June 11, 2001 is the day Tompkins County SPCA made that community No Kill, not by limiting admission, not by pushing animals to other shelters, not by manipulating the outcome figures. On that date, Tompkins County SPCA in Ithaca, NY welcomed a new director who vigorously implemented the 11 programs needed to save animals at the shelter, and who did not accept less than that from the staff. That created the dramatic increase in life-saving experienced there.

Setting the year after which animal shelters could have/should have deployed these No Kill programs to save all savable pets to 2001 is, therefore, reasonable, especially given the fact that they were originally articulated in San Francisco in the Mid 1990’s. Though that city never did achieve No Kill status, it got closer than any others had before, and with much publicity and fanfare for doing so. It is, therefore, reasonable to conclude that shelters concerned with saving lives would have begun implementing these same programs after learning about the success in Tompkins County.

Of course, some shelters did, and a growing list of shelters across the USA has been following suit, resulting in more communities achieving No Kill. The number of shelters whose leadership has fought No Kill, on the other hand, has been downright devastating, and has been responsible for the needless killing of 60 million pets, nearly all of which were savable, since 2001.

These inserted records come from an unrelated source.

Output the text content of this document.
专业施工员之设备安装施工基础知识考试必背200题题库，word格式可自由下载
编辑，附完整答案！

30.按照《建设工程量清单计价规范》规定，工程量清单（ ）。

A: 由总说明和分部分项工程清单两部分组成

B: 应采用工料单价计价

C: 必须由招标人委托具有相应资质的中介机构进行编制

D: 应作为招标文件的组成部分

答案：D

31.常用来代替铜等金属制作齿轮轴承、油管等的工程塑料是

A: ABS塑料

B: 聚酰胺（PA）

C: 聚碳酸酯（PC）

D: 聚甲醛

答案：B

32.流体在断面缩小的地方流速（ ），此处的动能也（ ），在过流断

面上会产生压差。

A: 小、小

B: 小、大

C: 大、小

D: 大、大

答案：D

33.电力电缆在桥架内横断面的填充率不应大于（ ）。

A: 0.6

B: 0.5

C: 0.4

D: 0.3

Let that sink in for a minute: Since at least 2001 the majority of animal shelters in the United States knew or should have known there was a model that would help them end the killing of healthy and treatable animals, and they ignored it. The situation, however, gets worse than that, because during these years agencies like No Kill Movement, No Kill Advocacy Center, No Kill Learning and others, have offered free and low-cost resources to help shelters transition to No Kill. A great many have taken advantage of these tools. Too many have not.

The difference between those who have either made the transition, or, at minimum, begun the transition and those who have not was clearly articulated in a blog written by No Kill Learning. It said:

In fact, I would go so far as to say that the relative lack of disagreement about killing in animal shelters prior to the 1990’s was a clear indicator that the animal sheltering industry had, in effect, become stagnant, and had been for decades. Too many animal shelters were far too comfortable killing 30%, 40%, 60%, or, even in some cases, 80% or more of the animals they took in. Rather than taking responsibility for the killing it was doing, it was an industry that blamed “the public” for it. Animal sheltering was an industry badly needing a shake-up. The No Kill movement has delivered that shake-up well.

No Kill is effectively separating the wheat from the chaff, so to speak. It is identifying the shelter leaders who hold true to the vision and purpose of an animal shelter (i.e. saving animals) and separating them from those who won’t. It should go without saying, but that is critical distinction and goes right to the central core of why animal shelters even exist. For far too long, it was a distinction that was not being made. Now that the distinction is being made, some shelters are clearly uncomfortable about it.

This year, an unprecedented number of workshops, conferences, online events, and more will be available to animal shelters to help begin the transition. In the coming weeks and months, we will let you know about as many of them as we can, starting with this one. We encourage you to share all of these resources with your local shelters. Whether they take advantage of them or not will let you know which side of the divide they are on, and whether or not they will participate in the needless killing of another 60 million pets in the coming years.